O ile odrzucenie bogów i nie oddawanie im czci może więc występować, o tyle sam ateizm wydaje się, tak samo jak w fr, zwyczajnie nielogiczny i nieroztropny.
 
Awatar użytkownika
Zsu-Et-Am
Fantastyczny dyskutant
Fantastyczny dyskutant
Posty: 9825
Rejestracja: sob cze 26, 2004 11:11 pm

sob mar 31, 2007 12:17 am

"Jeden z fanów Greyhawka" miał rację - z kilku powodów. By nie szukać daleko: bogowie, choć bardziej "cieleśni" (by wspomnieć tylko Iuza czy Vecnę), jak sam wspomniałeś, większą uwagę przywiązują do tego, co ma miejsce na Planach. Od czasu do czasu zdarzają się objawienia, ale prawdziwe interwencje nie są, jak w FR, na porządku dziennym. Nie doszło do żadnego "Kryzysu Awatarów", a kapłani zmieniający wiarę są karani przez dawnych współwyznawców, nie przez samo bóstwo (Umberlee).
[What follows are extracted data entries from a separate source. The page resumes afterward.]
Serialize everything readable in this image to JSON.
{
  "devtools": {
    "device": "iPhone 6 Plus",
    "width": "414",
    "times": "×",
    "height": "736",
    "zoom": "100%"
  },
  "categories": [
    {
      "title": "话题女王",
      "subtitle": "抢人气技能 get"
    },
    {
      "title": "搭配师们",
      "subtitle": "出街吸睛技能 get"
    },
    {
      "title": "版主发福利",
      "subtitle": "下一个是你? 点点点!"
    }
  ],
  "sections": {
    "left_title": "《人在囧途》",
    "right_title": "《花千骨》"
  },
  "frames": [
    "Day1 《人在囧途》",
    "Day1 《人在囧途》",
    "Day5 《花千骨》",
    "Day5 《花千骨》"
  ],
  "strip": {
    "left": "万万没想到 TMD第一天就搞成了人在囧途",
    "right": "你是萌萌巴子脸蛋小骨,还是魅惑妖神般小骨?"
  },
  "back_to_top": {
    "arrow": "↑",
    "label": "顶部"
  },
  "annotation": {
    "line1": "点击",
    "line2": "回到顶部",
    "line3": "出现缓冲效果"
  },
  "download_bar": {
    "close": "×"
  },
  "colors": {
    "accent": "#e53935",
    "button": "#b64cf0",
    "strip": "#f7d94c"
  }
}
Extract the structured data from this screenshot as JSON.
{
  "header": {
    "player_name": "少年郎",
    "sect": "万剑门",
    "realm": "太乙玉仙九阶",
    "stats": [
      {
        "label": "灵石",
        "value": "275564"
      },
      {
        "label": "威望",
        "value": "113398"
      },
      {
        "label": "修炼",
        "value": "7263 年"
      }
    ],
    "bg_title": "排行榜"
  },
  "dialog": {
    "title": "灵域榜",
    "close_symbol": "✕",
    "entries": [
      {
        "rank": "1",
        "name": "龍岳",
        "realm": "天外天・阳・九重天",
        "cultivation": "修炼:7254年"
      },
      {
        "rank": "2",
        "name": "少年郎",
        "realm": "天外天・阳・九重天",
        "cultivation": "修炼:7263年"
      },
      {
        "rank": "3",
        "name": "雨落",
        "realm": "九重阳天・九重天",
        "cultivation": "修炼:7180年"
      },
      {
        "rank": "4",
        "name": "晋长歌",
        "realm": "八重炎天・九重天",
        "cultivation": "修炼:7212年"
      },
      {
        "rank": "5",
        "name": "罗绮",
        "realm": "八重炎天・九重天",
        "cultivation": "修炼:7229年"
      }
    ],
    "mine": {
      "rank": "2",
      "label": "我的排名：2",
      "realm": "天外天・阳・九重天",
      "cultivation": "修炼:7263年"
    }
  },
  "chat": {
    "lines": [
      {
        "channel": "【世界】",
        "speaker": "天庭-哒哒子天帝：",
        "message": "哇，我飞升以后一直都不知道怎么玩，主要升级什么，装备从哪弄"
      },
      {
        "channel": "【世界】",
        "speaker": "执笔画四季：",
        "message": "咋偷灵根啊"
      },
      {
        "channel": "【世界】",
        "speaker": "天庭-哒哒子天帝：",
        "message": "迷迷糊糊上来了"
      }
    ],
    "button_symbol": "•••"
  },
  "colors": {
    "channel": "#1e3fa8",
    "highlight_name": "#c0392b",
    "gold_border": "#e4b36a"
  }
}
W Greyhawk wszystko - mimo wszystko - zależy bardziej od ludzi niż od bogów. Oni sami nie mają tak wielkiego znaczenia dla wielu ludzi, oddanych raczej abstrakcyjnym ideom niż rygorystycznym religiom. Podróże po Planach są dosyć rzadkie, ograniczone do potężnych magów (których nie ma aż tylu, co w FR) - a co więcej, wydają się raczej kolejnym kontrargumentem. W końcu w Planescape nie brakuje ateistów, jawnych lub pozornych, czy nawet "wojujących" - jak członkowie Atharu. Magowie sami są zazwyczaj przekonani o własnej potędze i to na niej - a nie na odległych bogach - opierają swoją wiarę. Gdy zaś poznają Sfery, szybko mogą odkryć, że Moce mają swoje interesy i intrygi, które mają dla nich znacznie większe znaczenie niż wierni - po co więc oddawać im cześć?

To oczywiście tylko "odrzucenie" - ale też jest to najbliższy odpowiednik ateizmu w fantasy w ogóle. Choć i to się zdarza. W końcu, jak sam piszesz, większość ludzi nie widziała bogów na oczy. Mogą kultywować te czy inne tradycje, wierzenia - ale niekoniecznie wierzyć w samych bogów. A anioły, diabły, demony? Oni wcale nie muszą wiązać się z bogami. Wprost przeciwnie. O ile w FR niemal wszyscy niebianie służą tym czy innym Mocom, to w GH znacznie łatwiej wyobrazić sobie sługi potężnych planarnych istot, choć trafiają się i wysłannicy bogów.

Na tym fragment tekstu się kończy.